A reversal in central bank policy, including a potential Fed rate cut this month, will give even more legs to Asia’s traditional «buy-and-hold» approach to fixed income investing.

«Bond issuances and buy-and-hold strategies (both single bonds and baskets) have always been popular in Asia,» said Ken Peng, head of Asia investment strategy at Citi Private Bank.

Many years of strong growth, high relative yields and ample access to balance sheet have made prominent the simple «buy-and-hold» approach in Asia, where private investors would buy bonds from issuers and hold till maturity, a practice made all the more ingrained due to the perception of government protection against defaults.
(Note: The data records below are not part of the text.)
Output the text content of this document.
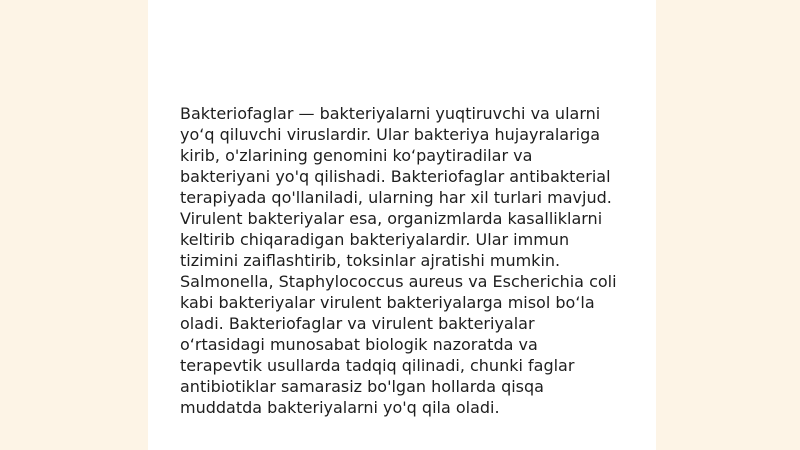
Bakteriofaglar — bakteriyalarni yuqtiruvchi va ularni
yo‘q qiluvchi viruslardir. Ular bakteriya hujayralariga
kirib, o'zlarining genomini ko‘paytiradilar va
bakteriyani yo'q qilishadi. Bakteriofaglar antibakterial
terapiyada qo'llaniladi, ularning har xil turlari mavjud.
Virulent bakteriyalar esa, organizmlarda kasalliklarni
keltirib chiqaradigan bakteriyalardir. Ular immun
tizimini zaiflashtirib, toksinlar ajratishi mumkin.
Salmonella, Staphylococcus aureus va Escherichia coli
kabi bakteriyalar virulent bakteriyalarga misol bo‘la
oladi. Bakteriofaglar va virulent bakteriyalar
o‘rtasidagi munosabat biologik nazoratda va
terapevtik usullarda tadqiq qilinadi, chunki faglar
antibiotiklar samarasiz bo'lgan hollarda qisqa
muddatda bakteriyalarni yo'q qila oladi.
«[W]e expect this to continue, with the exception of some specialist EM active managers,» Peng added, underlining the attractiveness of emerging market bonds due to strong fundamentals and yield bolstered by a potential US rate cut and dollar weakening.

FMPs continue riding the wave

Despite the «buy-and-hold» headwinds, the broader wealth and asset management industry has found means to add value and charge fees, albeit at lower rates. The basket of bonds that Peng referred to are popularly called fixed maturity plans (FMP), an investment strategy that aim to generate predictable income from a portfolio of bonds that all mature at the same time, assuming no defaults occur.

«Although active managers are already generating strong performance, risk appetite in Asia remains lacklustre,» said Rex Lo, managing director at BEA Union Investments. «We see clients continuing to adopt buy-and-hold strategies, either through single bonds or FMPs.»

FMPs entered Asia’s private banking mainstream in recent years to capitalise on the demand for predictable income without the concentration risk of holding one or just several bonds. 

Structured either as a fund or a discretionary mandate, FMPs have gained prominence exclusively with high net worth individuals, despite its simplicity.

«Despite its simplicity, fixed maturity bond funds (FMP) in such a low rate environment are most beneficial to private banking clients,» Lo explained. «There is a very simple reason: leverage.»